Position with the highest share of a team’s passes: Defensive anchors in back-three shapes led this list, with Brighton’s middle centre-back (usually Lewis Dunk) and his Chelsea counterpart (usually Thiago Silva) tied at 16.3 per cent of their team’s completed passes. Including all passing attempts, the leader was Leicester’s left centre-back in a 4-2-3-1 (most often ​​Caglar Soyuncu).

Those players may be too important to their team: there’s research suggesting that more centralised pass networks, where some positions are more influential than others, are less successful.

Lowest share of passes: Centre-forwards don’t complete a lot of passes. Centre-forwards with the misfortune of playing for Norwich complete even fewer. Teemu Pukki led his relegation-bound team for the value of the passes he received but had nobody nearby to combine with playing in a bottom-heavy 4-3-3.
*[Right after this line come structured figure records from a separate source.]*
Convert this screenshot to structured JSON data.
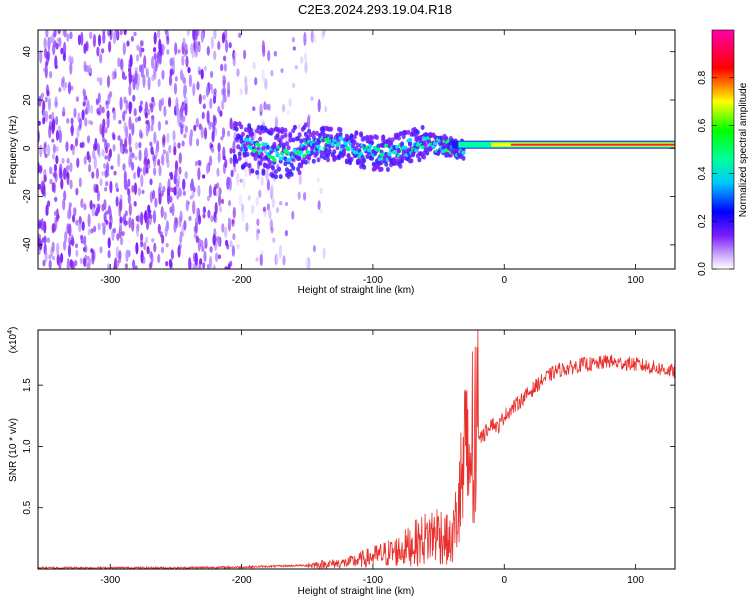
{
  "title": "C2E3.2024.293.19.04.R18",
  "chart_data": [
    {
      "type": "heatmap",
      "xlabel": "Height of straight line (km)",
      "ylabel": "Frequency (Hz)",
      "xlim": [
        -355,
        130
      ],
      "ylim": [
        -50,
        49
      ],
      "xticks": [
        -300,
        -200,
        -100,
        0,
        100
      ],
      "yticks": [
        -40,
        -20,
        0,
        20,
        40
      ],
      "colorbar": {
        "label": "Normalized spectral amplitude",
        "range": [
          0,
          1
        ],
        "ticks": [
          "0.0",
          "0.2",
          "0.4",
          "0.6",
          "0.8"
        ],
        "colormap": [
          "#ffffff",
          "#7a1cff",
          "#0000ff",
          "#00ffff",
          "#00ff00",
          "#ffff00",
          "#ff0000",
          "#ff00ff"
        ]
      },
      "grid": false
    },
    {
      "type": "line",
      "xlabel": "Height of straight line (km)",
      "ylabel": "SNR (10 * v/v)",
      "y_scale_label": "(x10",
      "y_scale_exp": "4",
      "y_scale_suffix": ")",
      "xlim": [
        -355,
        130
      ],
      "ylim": [
        0,
        1.95
      ],
      "xticks": [
        -300,
        -200,
        -100,
        0,
        100
      ],
      "yticks": [
        "0.5",
        "1.0",
        "1.5"
      ],
      "line_color": "#e8302c",
      "series": [
        {
          "x": [
            -355,
            -300,
            -250,
            -200,
            -150,
            -120,
            -100,
            -80,
            -60,
            -50,
            -45,
            -40,
            -35,
            -30,
            -25,
            -20,
            -15,
            -10,
            -5,
            0,
            10,
            20,
            30,
            40,
            50,
            60,
            70,
            80,
            85,
            90,
            100,
            110,
            120,
            130
          ],
          "y": [
            0.01,
            0.01,
            0.01,
            0.015,
            0.03,
            0.05,
            0.1,
            0.15,
            0.25,
            0.3,
            0.25,
            0.2,
            0.5,
            0.8,
            1.0,
            1.05,
            1.1,
            1.2,
            1.15,
            1.25,
            1.35,
            1.45,
            1.55,
            1.62,
            1.64,
            1.67,
            1.67,
            1.7,
            1.68,
            1.68,
            1.67,
            1.65,
            1.63,
            1.61
          ]
        }
      ]
    }
  ]
}
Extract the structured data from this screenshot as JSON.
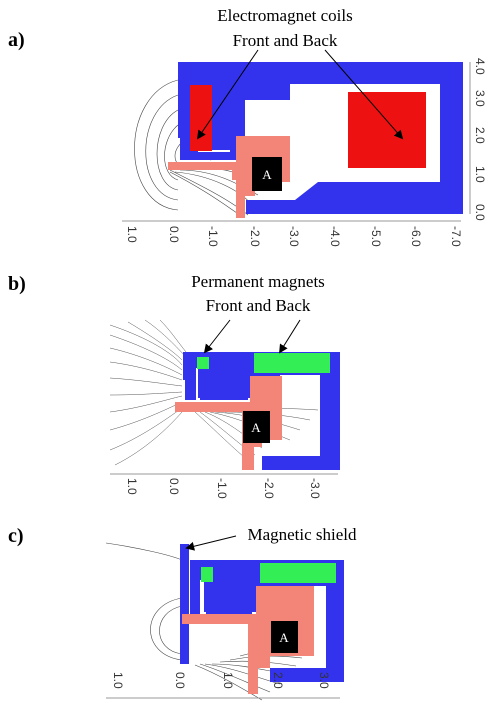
{
  "panel_a": {
    "label": "a)",
    "annotation_line1": "Electromagnet coils",
    "annotation_line2": "Front and Back",
    "box_label": "A",
    "x_ticks": [
      "1.0",
      "0.0",
      "-1.0",
      "-2.0",
      "-3.0",
      "-4.0",
      "-5.0",
      "-6.0",
      "-7.0"
    ],
    "y_ticks": [
      "0.0",
      "1.0",
      "2.0",
      "3.0",
      "4.0"
    ]
  },
  "panel_b": {
    "label": "b)",
    "annotation_line1": "Permanent magnets",
    "annotation_line2": "Front and Back",
    "box_label": "A",
    "x_ticks": [
      "1.0",
      "0.0",
      "-1.0",
      "-2.0",
      "-3.0"
    ]
  },
  "panel_c": {
    "label": "c)",
    "annotation": "Magnetic shield",
    "box_label": "A",
    "x_ticks": [
      "1.0",
      "0.0",
      "1.0",
      "2.0",
      "3.0"
    ]
  },
  "colors": {
    "iron": "#3333ee",
    "coil": "#ee1111",
    "magnet": "#33ee55",
    "pole": "#f28578"
  }
}
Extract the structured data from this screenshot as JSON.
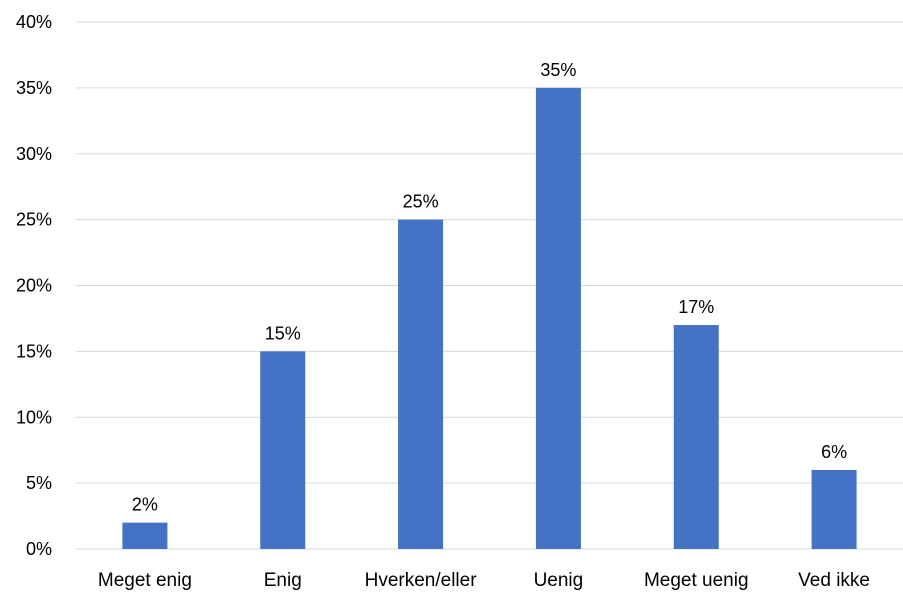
{
  "chart_data": {
    "type": "bar",
    "categories": [
      "Meget enig",
      "Enig",
      "Hverken/eller",
      "Uenig",
      "Meget uenig",
      "Ved ikke"
    ],
    "values": [
      2,
      15,
      25,
      35,
      17,
      6
    ],
    "value_labels": [
      "2%",
      "15%",
      "25%",
      "35%",
      "17%",
      "6%"
    ],
    "title": "",
    "xlabel": "",
    "ylabel": "",
    "ylim": [
      0,
      40
    ],
    "yticks": [
      0,
      5,
      10,
      15,
      20,
      25,
      30,
      35,
      40
    ],
    "ytick_labels": [
      "0%",
      "5%",
      "10%",
      "15%",
      "20%",
      "25%",
      "30%",
      "35%",
      "40%"
    ],
    "grid": true,
    "legend": "none",
    "colors": {
      "bar": "#4472C4",
      "grid": "#D9D9D9",
      "text": "#000000"
    }
  }
}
At the other end of the pitch, Manchester United’s goalkeeper, David de Gea, had the lowest share of his team’s passing attempts. One of the last pure shot-stoppers starting for a rich club, De Gea accounted for just three per cent of United’s passes in their usual 4-2-3-1, where his vanishing red dot looks like an accidental speck of dust behind an otherwise healthy pass network.

Highest share of pass value: No player was more important to his team’s ball progression than Aston Villa’s right central midfielder, John McGinn. His hyper-direct distribution accounted for 21.1 per cent of the team’s positive pass value as he repeatedly pushed the ball into areas where Villa were more likely to score. McGinn’s 74.0 per cent pass completion rate, near the bottom of Premier League central midfielders, was a trade-off Villa were happy to accept.

Highest share of receiving value: Passing value isn’t just created by the player behind the ball — receivers matter too. After Pukki, whose 30.5 per cent share of Norwich’s receiving value led the league, the next two possession value leaders for passes received were Newcastle’s centre-forward in a 4-3-3 and Burnley’s left forward in a 4-4-2.

Notice what those have in common? They’re mostly the same guy: Chris Wood, who may have helped flip the Premier League relegation race when he took his talents to Tyneside in January.